She turned and went quickly into the house, leaving Gillian conscious of a sudden uneasiness—that queer “trouble ahead” feeling which descends upon us sometimes, without warning and without our being able to assign any very definite cause for it.
She was thinking over the little incident now, as she sat sewing in the evening light, and meditating whether she should give Magda a hint that it might be kinder of her not to monopolise so much of Dan’s society. And then the crisp sound of a horse trotting on the hard, dry road came to her ears, and almost immediately the high dog-cart swung between the granite gateposts and clattered into the yard.
Dan tossed the reins on to the horse’s neck and, springing to the ground, came round to help Magda down from the cart.
“It’s rather a steep step. Let me lift you down,” he said.
Magda stood up in the trap and looked down at him with smiling eyes, unconsciously delighting in his sheer physical good looks. He was a magnificent specimen of manhood, and the good yeoman blood in him, which had come down through the generations of the same sturdy stock, proclaimed itself in his fine physique and splendid virility.
A moment later he had swung her down as easily as though she were a child, and she was standing beside him.
She laughed up at him.
“Oh, ’girt Jan Ridd’!” she exclaimed softly.
He laughed back, well pleased. (Was there ever a man who failed to be ridiculously flattered by a feminine tribute to his physical strength?) Nor did his hands release her quite at once.
“You’re as light as a feather! I could carry you all day and—”

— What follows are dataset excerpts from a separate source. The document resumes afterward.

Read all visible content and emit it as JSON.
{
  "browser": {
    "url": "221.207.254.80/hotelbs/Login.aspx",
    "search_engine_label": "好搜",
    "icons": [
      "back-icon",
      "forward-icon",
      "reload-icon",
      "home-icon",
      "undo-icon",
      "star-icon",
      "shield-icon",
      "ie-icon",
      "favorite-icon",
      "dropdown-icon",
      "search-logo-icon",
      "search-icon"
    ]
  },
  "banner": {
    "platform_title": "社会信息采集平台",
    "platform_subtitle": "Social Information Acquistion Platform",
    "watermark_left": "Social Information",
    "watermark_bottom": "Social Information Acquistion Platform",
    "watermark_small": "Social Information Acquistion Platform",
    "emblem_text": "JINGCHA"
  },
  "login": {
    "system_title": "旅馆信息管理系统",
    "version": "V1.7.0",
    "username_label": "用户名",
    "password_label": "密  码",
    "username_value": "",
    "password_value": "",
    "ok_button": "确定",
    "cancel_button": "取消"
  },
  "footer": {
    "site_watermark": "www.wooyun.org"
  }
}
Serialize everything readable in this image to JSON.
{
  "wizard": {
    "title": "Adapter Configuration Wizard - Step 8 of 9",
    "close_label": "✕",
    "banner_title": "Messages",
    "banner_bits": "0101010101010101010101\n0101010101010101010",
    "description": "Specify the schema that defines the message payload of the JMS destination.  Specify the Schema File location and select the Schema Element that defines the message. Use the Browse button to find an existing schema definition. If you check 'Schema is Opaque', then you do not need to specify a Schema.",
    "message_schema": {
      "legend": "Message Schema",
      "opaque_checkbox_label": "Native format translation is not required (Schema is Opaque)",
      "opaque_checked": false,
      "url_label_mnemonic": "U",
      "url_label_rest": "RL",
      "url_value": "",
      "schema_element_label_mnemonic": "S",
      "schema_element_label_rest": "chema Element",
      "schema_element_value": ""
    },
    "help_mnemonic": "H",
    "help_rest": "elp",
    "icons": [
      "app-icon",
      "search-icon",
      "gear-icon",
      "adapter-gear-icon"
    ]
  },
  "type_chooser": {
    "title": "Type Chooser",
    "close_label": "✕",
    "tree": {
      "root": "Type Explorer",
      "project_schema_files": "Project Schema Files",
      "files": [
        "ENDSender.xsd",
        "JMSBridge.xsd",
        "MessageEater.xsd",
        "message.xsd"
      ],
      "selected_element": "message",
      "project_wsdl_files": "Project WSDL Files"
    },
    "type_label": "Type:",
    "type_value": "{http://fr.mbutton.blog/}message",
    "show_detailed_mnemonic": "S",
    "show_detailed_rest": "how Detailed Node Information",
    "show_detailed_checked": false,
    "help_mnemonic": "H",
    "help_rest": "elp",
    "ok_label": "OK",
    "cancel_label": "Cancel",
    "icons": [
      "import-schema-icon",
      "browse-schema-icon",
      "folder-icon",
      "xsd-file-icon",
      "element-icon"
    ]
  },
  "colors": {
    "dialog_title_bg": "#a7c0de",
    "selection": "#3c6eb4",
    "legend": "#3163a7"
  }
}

“Not know it!” concluded Magda gaily.
His hands fell away from her slim body abruptly.
“Oh, I should know it right enough!” he said jerkily.
His eyes kindled, and Magda, conscious of something suddenly disturbing and electric in the atmosphere, turned quickly and, leaving Storran to unharness the horse, made her way to where she espied Gillian sitting.

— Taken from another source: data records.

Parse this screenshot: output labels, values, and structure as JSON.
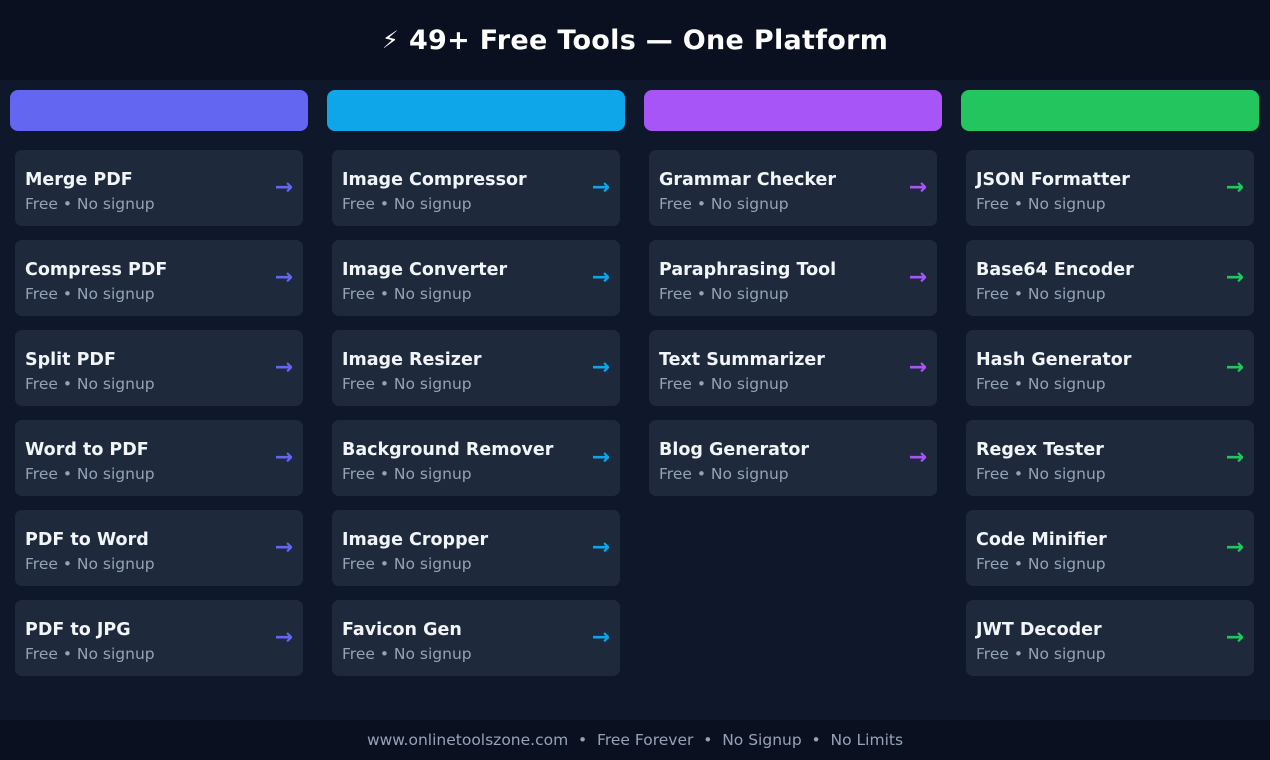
{
  "header": {
    "icon": "lightning-bolt-icon",
    "icon_glyph": "⚡",
    "title": "49+ Free Tools — One Platform"
  },
  "columns": [
    {
      "color": "#6366f1",
      "tools": [
        {
          "name": "Merge PDF",
          "subtitle": "Free • No signup"
        },
        {
          "name": "Compress PDF",
          "subtitle": "Free • No signup"
        },
        {
          "name": "Split PDF",
          "subtitle": "Free • No signup"
        },
        {
          "name": "Word to PDF",
          "subtitle": "Free • No signup"
        },
        {
          "name": "PDF to Word",
          "subtitle": "Free • No signup"
        },
        {
          "name": "PDF to JPG",
          "subtitle": "Free • No signup"
        }
      ]
    },
    {
      "color": "#0ea5e9",
      "tools": [
        {
          "name": "Image Compressor",
          "subtitle": "Free • No signup"
        },
        {
          "name": "Image Converter",
          "subtitle": "Free • No signup"
        },
        {
          "name": "Image Resizer",
          "subtitle": "Free • No signup"
        },
        {
          "name": "Background Remover",
          "subtitle": "Free • No signup"
        },
        {
          "name": "Image Cropper",
          "subtitle": "Free • No signup"
        },
        {
          "name": "Favicon Gen",
          "subtitle": "Free • No signup"
        }
      ]
    },
    {
      "color": "#a855f7",
      "tools": [
        {
          "name": "Grammar Checker",
          "subtitle": "Free • No signup"
        },
        {
          "name": "Paraphrasing Tool",
          "subtitle": "Free • No signup"
        },
        {
          "name": "Text Summarizer",
          "subtitle": "Free • No signup"
        },
        {
          "name": "Blog Generator",
          "subtitle": "Free • No signup"
        }
      ]
    },
    {
      "color": "#22c55e",
      "tools": [
        {
          "name": "JSON Formatter",
          "subtitle": "Free • No signup"
        },
        {
          "name": "Base64 Encoder",
          "subtitle": "Free • No signup"
        },
        {
          "name": "Hash Generator",
          "subtitle": "Free • No signup"
        },
        {
          "name": "Regex Tester",
          "subtitle": "Free • No signup"
        },
        {
          "name": "Code Minifier",
          "subtitle": "Free • No signup"
        },
        {
          "name": "JWT Decoder",
          "subtitle": "Free • No signup"
        }
      ]
    }
  ],
  "arrow": {
    "icon": "arrow-right-icon",
    "glyph": "→"
  },
  "footer": {
    "text": "www.onlinetoolszone.com  •  Free Forever  •  No Signup  •  No Limits"
  }
}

The latter looked up from her sewing.
“So you’ve got back? Did you have a good time?”
“Yes. It was quite amusing. There were heaps and heaps of ponies—some of them wild, unbroken colts which had been brought straight off the Moor. They were rearing and plunging all over the place. I loved them! By the way, I’m gong to learn riding, Gillyflower. Mr. Storran has offered to teach me. He says he has a nice quiet mare I could start on.”
A small frown puckered Gillian’s brows.
“Do you think Mrs. Storran will like it?”
“Why on earth shouldn’t she?”
“Well,”—Gillian spoke with a vague discomfort. “He’s her husband!”
“I don’t see what that has to do with it,” replied Magda. “We’re staying here and, of course, the Storrans want to make it as nice as they can for us. Anyway, I’m going to take such goods as the gods provide.”